On Wednesday, October 6, 2021, the BBC Insider Series hosted a few players in Africa’s fintech sector during a panel discussion to discuss strides made by the sector to aid innovation and financial inclusion in Africa.
Moderated by BBC presenter, Zeinab Badawi, the panel had Olugbenga Agboola, founder and CEO of Flutterwave, Usoro Usoro, CEO, Y’ello Digital Financial Services, MTN’s fintech subsidiary, Bola Asiru, Principal/Divisional Lead, sub-Saharan Africa for Mastercard Advisors, and Yasmin Masithela, Managing Executive, Transactional Banking, Absa Corporate and Investment Banking.
The virtual event focused on fintech’s allure to investors, the benefits Africans derive from fintech start-ups, partnerships between banks and fintech startups, and the role of regulators in the industry.
Discussing fintech’s attractiveness to investors, the panelists were unanimous in their agreement that the scale of opportunity available to players in the fintech industry was a big factor in why investors are taken in by fintech.
According to the Mastercard Foundation, as of 2017, about 43% of people living in sub-Saharan Africa were financially included. This presents a huge opportunity for investors and entrepreneurs willing to look beyond the myriad of challenges that they are sure to face to build solutions.
However, for Usoro, beyond the scale, the unserved segment of the market represents a huge opportunity as well. “When we look at the market segment, you look at a lot of people that are unserved and when you look at the served segment, they’re still lots of people that have not adopted the services. So it’s both scale and the fact that a lot of people are still unserved that makes the market very attractive.”
With the speed of innovation and execution exhibited by fintech, arguments have been made regarding fintech’s potential to replace traditional banks. However, Agboola disagreed with that view, arguing that he sees a situation where fintech complement the works that banks do and vice versa, advocating for partnerships between banks and fintech.
Even with the gains recorded, there is still a long way to go for fintech to plug the gaps in financial inclusion in Africa. For this Usoro argued that fintech in addition to providing a huge opportunity for investors also do good in the communities where they operate. “It’s commercially attractive to investors but it also does some social good.’’

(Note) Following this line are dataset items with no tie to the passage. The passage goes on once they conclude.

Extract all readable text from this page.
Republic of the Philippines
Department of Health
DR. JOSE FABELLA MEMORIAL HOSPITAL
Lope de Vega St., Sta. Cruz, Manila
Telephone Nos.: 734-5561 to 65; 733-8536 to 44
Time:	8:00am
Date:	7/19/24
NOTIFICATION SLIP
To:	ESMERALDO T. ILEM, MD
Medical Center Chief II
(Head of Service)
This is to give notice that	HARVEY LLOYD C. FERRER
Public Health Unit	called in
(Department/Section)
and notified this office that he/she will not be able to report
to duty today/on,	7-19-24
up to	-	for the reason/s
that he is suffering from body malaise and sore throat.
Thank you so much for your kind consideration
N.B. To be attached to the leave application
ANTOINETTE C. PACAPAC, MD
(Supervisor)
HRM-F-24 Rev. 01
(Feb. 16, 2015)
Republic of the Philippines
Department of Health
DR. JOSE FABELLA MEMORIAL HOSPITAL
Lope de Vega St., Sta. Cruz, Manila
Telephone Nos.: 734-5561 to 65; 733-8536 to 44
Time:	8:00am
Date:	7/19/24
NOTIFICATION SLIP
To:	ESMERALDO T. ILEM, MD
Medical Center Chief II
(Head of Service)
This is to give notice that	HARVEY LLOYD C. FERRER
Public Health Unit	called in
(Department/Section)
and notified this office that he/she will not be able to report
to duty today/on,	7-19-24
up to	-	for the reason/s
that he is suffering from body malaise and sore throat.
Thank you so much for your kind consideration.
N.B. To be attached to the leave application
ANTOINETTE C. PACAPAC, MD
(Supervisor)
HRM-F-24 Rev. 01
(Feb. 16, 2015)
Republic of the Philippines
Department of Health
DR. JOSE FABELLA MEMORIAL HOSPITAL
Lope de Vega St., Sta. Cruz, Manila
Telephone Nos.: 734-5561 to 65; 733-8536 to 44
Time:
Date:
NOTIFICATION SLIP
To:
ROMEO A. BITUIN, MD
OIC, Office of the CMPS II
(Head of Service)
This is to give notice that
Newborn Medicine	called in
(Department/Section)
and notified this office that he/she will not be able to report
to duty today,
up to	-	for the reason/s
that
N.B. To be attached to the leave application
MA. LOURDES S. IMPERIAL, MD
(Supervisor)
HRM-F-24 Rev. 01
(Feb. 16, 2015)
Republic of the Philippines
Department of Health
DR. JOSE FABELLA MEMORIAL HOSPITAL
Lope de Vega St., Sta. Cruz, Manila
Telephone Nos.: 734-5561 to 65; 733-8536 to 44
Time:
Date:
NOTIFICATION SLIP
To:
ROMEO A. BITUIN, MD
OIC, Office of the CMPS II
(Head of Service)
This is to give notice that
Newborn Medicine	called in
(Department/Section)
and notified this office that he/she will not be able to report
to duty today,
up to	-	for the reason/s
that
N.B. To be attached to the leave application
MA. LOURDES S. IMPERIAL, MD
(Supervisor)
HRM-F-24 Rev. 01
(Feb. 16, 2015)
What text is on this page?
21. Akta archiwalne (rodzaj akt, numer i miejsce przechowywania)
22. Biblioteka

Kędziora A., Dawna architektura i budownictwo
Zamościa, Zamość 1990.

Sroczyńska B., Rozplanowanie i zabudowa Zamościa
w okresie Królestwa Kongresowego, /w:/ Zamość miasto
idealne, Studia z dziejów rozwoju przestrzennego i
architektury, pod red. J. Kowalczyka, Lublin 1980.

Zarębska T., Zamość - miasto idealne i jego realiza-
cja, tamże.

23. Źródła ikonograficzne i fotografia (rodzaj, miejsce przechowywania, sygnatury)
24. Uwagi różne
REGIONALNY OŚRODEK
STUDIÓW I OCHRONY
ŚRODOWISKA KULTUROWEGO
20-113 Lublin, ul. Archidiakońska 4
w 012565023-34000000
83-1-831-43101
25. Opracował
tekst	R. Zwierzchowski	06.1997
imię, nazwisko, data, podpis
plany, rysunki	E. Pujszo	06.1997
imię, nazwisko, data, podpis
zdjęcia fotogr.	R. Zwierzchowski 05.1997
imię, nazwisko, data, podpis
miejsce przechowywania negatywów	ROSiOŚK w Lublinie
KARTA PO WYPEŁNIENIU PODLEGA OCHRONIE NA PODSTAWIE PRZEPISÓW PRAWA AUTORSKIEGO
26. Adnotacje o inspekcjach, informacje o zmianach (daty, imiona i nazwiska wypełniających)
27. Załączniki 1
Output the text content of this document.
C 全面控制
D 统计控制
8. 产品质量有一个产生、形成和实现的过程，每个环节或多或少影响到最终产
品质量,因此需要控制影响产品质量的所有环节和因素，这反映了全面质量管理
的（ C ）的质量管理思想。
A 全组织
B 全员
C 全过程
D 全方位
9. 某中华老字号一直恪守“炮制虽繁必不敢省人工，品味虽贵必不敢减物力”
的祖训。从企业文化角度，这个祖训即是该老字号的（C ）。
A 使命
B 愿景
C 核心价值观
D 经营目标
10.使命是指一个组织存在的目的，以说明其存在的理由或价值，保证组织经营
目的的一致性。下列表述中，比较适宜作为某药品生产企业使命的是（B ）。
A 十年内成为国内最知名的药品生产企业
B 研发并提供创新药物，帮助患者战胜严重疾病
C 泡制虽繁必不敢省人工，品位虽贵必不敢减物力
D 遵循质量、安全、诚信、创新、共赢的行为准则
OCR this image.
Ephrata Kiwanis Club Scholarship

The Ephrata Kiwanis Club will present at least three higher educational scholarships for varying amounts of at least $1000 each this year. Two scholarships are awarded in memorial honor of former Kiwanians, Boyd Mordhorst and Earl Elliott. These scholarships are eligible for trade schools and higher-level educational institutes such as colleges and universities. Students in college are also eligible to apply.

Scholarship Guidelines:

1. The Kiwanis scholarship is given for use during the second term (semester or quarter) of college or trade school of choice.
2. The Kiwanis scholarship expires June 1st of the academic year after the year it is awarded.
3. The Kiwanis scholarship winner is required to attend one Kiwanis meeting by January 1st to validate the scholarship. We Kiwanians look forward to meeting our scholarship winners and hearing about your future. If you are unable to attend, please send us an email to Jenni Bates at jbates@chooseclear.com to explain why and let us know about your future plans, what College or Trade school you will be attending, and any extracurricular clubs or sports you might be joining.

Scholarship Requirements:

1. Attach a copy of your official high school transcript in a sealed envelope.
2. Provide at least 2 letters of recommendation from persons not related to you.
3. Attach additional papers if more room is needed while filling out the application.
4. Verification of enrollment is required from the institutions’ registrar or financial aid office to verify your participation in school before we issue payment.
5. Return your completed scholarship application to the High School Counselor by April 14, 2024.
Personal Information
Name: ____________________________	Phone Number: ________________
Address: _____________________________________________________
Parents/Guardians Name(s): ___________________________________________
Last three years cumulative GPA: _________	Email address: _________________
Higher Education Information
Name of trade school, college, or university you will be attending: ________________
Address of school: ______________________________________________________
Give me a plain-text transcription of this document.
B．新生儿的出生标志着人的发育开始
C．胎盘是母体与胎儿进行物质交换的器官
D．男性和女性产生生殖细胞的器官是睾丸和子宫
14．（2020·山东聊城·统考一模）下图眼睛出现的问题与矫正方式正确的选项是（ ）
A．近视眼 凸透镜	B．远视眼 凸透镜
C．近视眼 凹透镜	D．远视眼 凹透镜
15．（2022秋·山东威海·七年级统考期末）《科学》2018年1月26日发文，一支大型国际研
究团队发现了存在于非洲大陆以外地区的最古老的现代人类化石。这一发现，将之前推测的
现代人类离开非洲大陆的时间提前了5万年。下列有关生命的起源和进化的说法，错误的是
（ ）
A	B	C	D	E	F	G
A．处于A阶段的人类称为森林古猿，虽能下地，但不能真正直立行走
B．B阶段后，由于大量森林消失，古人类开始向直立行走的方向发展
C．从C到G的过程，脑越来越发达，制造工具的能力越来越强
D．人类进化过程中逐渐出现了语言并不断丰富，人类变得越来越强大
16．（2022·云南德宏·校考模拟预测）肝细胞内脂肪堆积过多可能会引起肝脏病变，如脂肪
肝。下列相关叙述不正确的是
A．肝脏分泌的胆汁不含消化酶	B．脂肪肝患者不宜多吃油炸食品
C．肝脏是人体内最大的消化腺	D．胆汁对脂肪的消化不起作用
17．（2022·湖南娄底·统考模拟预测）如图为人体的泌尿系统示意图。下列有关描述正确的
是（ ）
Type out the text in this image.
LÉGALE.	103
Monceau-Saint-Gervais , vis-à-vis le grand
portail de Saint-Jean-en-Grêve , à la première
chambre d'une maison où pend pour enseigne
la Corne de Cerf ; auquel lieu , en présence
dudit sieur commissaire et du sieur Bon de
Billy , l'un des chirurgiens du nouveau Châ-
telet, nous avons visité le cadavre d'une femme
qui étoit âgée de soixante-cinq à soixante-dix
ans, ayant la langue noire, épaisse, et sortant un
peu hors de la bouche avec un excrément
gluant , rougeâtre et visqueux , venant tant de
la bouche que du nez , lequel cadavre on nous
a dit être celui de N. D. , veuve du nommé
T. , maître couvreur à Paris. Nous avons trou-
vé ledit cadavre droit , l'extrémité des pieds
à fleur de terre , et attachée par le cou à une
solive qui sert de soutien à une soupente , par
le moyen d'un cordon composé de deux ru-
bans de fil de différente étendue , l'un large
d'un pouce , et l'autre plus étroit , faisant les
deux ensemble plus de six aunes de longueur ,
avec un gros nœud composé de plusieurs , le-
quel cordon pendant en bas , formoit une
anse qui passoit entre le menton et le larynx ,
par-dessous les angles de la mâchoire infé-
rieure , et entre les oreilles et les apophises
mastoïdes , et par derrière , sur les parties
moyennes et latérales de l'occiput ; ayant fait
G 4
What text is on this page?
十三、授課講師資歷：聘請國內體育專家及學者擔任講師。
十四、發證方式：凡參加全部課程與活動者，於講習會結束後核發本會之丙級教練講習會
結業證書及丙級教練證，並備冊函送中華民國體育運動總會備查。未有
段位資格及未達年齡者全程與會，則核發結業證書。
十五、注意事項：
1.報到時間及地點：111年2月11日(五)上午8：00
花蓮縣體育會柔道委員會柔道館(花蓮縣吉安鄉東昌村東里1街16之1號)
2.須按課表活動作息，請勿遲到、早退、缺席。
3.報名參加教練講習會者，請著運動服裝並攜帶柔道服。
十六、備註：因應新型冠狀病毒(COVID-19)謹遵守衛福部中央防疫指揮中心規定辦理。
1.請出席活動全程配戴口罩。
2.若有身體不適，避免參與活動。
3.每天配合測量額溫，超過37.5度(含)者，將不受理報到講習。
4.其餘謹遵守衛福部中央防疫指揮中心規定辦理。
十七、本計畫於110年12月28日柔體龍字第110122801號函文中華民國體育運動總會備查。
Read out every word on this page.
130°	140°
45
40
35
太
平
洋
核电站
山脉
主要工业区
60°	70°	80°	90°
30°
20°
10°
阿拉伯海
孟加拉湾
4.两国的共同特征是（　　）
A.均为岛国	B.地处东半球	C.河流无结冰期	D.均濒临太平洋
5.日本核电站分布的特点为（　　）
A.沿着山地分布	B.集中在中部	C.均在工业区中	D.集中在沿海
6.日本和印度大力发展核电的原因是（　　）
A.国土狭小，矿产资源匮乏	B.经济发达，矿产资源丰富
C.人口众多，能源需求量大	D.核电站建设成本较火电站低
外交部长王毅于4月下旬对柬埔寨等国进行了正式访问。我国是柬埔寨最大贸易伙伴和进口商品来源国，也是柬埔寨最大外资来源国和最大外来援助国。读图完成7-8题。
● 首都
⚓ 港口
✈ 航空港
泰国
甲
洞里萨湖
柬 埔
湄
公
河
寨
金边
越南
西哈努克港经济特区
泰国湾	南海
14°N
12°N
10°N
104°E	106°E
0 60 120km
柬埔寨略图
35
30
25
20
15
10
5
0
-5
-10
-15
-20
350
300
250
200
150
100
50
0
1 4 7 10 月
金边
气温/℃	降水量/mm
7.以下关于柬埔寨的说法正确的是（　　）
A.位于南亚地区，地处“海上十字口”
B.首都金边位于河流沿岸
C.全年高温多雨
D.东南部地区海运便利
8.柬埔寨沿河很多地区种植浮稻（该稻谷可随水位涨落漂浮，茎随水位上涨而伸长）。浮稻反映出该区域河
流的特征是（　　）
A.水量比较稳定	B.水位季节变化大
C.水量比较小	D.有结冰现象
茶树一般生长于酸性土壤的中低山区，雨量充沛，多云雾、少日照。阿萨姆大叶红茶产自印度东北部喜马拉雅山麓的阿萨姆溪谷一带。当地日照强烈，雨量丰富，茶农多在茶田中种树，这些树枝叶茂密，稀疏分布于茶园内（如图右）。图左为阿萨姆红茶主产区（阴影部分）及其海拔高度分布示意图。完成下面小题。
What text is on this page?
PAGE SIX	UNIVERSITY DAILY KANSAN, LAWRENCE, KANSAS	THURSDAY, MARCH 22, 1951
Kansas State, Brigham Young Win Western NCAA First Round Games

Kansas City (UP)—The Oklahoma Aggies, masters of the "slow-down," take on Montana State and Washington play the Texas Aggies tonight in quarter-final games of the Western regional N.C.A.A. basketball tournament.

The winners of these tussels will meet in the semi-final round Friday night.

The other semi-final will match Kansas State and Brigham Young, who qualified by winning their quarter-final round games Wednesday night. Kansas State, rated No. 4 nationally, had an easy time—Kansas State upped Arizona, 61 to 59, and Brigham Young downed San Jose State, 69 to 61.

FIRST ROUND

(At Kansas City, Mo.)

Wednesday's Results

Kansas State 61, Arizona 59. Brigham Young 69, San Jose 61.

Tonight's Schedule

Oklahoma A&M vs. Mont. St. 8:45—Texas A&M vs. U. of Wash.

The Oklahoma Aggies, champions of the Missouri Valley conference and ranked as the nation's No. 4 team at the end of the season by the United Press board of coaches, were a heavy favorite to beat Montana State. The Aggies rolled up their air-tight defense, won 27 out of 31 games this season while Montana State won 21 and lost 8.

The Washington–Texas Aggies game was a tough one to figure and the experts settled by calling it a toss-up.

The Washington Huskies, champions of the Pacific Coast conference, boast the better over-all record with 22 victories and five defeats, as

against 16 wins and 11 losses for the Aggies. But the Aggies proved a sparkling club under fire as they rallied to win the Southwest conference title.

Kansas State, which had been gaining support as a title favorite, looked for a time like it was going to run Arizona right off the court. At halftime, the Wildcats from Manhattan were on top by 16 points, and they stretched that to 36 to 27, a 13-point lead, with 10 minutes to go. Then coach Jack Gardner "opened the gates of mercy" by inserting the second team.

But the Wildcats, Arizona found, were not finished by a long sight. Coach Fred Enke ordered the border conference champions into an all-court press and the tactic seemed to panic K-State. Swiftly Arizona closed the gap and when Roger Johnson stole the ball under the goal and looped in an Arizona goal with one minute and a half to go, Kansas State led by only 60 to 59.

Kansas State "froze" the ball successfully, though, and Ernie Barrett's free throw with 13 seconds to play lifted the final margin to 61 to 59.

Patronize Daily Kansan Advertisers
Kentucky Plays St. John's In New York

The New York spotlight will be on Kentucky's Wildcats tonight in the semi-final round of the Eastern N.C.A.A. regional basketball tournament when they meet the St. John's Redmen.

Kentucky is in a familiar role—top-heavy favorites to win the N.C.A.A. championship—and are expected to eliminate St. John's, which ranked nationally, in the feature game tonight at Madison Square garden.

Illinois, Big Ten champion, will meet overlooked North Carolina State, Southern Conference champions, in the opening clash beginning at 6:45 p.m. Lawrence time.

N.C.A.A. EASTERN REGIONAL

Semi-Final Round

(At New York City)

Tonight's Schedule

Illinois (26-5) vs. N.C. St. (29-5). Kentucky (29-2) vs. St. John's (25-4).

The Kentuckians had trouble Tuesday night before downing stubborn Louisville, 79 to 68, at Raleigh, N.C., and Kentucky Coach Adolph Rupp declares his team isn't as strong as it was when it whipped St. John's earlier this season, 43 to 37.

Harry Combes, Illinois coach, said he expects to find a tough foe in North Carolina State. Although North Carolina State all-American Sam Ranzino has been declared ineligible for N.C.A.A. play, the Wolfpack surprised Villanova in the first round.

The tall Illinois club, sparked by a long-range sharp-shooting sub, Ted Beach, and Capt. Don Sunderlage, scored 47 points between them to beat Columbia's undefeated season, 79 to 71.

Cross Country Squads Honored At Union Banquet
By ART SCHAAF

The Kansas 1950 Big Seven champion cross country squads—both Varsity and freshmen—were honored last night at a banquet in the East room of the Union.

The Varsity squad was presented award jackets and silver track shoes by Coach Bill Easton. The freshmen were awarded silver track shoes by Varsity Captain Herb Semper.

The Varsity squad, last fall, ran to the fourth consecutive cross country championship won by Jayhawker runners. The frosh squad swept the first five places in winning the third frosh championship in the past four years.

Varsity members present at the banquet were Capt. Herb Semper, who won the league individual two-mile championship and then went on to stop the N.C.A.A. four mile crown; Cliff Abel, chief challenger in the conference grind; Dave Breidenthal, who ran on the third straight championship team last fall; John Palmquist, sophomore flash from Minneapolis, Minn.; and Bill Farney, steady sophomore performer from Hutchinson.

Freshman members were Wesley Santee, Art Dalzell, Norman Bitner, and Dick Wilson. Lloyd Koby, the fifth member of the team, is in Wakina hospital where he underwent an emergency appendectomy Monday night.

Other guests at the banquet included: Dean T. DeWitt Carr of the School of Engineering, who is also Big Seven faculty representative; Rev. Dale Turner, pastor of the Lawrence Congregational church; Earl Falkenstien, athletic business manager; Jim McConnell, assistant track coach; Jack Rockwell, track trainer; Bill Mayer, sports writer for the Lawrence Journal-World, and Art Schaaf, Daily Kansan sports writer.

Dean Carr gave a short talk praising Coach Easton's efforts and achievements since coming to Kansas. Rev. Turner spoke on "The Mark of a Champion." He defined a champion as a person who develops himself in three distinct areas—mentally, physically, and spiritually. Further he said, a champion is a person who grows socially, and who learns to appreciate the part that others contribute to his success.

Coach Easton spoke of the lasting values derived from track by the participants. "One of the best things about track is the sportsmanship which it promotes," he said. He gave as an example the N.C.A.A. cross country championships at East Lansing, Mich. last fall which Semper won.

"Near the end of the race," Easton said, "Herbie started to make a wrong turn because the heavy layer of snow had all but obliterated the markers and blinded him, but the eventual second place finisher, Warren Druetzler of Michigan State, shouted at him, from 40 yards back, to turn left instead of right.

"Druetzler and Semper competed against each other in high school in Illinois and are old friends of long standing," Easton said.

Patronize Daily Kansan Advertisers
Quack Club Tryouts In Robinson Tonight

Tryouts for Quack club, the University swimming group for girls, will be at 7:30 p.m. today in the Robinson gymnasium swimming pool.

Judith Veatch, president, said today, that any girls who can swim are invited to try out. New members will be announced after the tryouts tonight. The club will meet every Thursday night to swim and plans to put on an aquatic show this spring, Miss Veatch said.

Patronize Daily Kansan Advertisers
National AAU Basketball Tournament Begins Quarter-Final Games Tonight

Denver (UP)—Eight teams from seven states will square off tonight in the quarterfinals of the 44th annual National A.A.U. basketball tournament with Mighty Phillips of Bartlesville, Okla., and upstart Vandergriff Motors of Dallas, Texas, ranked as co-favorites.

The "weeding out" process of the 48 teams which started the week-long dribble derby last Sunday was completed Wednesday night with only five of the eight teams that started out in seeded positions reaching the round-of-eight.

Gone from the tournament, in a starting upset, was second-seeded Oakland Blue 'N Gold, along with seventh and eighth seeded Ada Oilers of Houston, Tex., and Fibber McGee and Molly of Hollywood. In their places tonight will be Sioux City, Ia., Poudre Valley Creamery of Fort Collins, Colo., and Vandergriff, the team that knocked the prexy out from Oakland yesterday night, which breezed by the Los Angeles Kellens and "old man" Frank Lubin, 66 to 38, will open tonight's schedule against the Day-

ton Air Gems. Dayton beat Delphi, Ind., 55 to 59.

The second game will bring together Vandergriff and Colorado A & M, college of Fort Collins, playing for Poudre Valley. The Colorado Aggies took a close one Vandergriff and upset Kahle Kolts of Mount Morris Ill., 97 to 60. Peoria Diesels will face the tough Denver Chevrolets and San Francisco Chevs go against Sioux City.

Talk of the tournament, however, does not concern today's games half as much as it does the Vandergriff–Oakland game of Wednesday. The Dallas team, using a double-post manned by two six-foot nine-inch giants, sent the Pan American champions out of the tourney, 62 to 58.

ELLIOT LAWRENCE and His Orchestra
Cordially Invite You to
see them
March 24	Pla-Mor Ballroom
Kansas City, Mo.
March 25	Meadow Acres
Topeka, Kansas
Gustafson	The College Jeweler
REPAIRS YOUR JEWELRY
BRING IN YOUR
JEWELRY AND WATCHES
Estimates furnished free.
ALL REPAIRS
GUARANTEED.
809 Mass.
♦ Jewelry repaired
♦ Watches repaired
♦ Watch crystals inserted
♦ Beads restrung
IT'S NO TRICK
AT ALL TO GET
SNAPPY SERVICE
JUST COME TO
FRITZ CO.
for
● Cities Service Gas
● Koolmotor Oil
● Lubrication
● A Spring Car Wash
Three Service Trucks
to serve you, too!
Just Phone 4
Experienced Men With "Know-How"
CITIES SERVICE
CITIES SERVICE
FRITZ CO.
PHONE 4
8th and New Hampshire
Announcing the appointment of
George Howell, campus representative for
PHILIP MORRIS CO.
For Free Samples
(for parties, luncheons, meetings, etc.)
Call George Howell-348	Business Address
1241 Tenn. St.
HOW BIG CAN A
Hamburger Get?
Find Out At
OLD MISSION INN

“With the kind of services that we offer to customers, whether it’s those micro-loans that enable SMEs to access inventory on daily basis, a lot of these services actually transform the lives of our customers.” He added that with innovations in USSD technology and the adoption of agent banking networks, fintech are able to make it easier for most users to access financial services.
Be the smartest in the room
Deepening financial inclusion is high on the agenda of Nigeria’s Central Bank and Y’ello Digital Financial Services has been playing its part in helping the apex realize this goal. With its wide network of over 150,000 MoMo agents, the organization offers financial services to customers.
Customers can pay bills, deposit and withdraw cash, as well as purchase data and airtime from agents. Through partnerships with over 40 banks and financial institutions in the country, customers can access funds in their accounts without using an Automated Teller Machine (ATM) in a secure manner.
With 54 countries in Africa, providing financial services to users comes with lots of regulatory hurdles in each country. However, startups need to build services for users regardless. Usoro stated that being able to build solutions that allow for these differences could fix these challenges.
“At the technology and fintech level, the ability for us to build an interoperable switch to allow multi-currencies, multi-wallets, to speak to each other seamlessly may be one of the things we need to do to fix that hurdle.”
Some may argue that there are too many players in Africa’s fintech sector but with the scale of the problem, there might be a need for more players to throw their hats in the ring to solve some of the problems.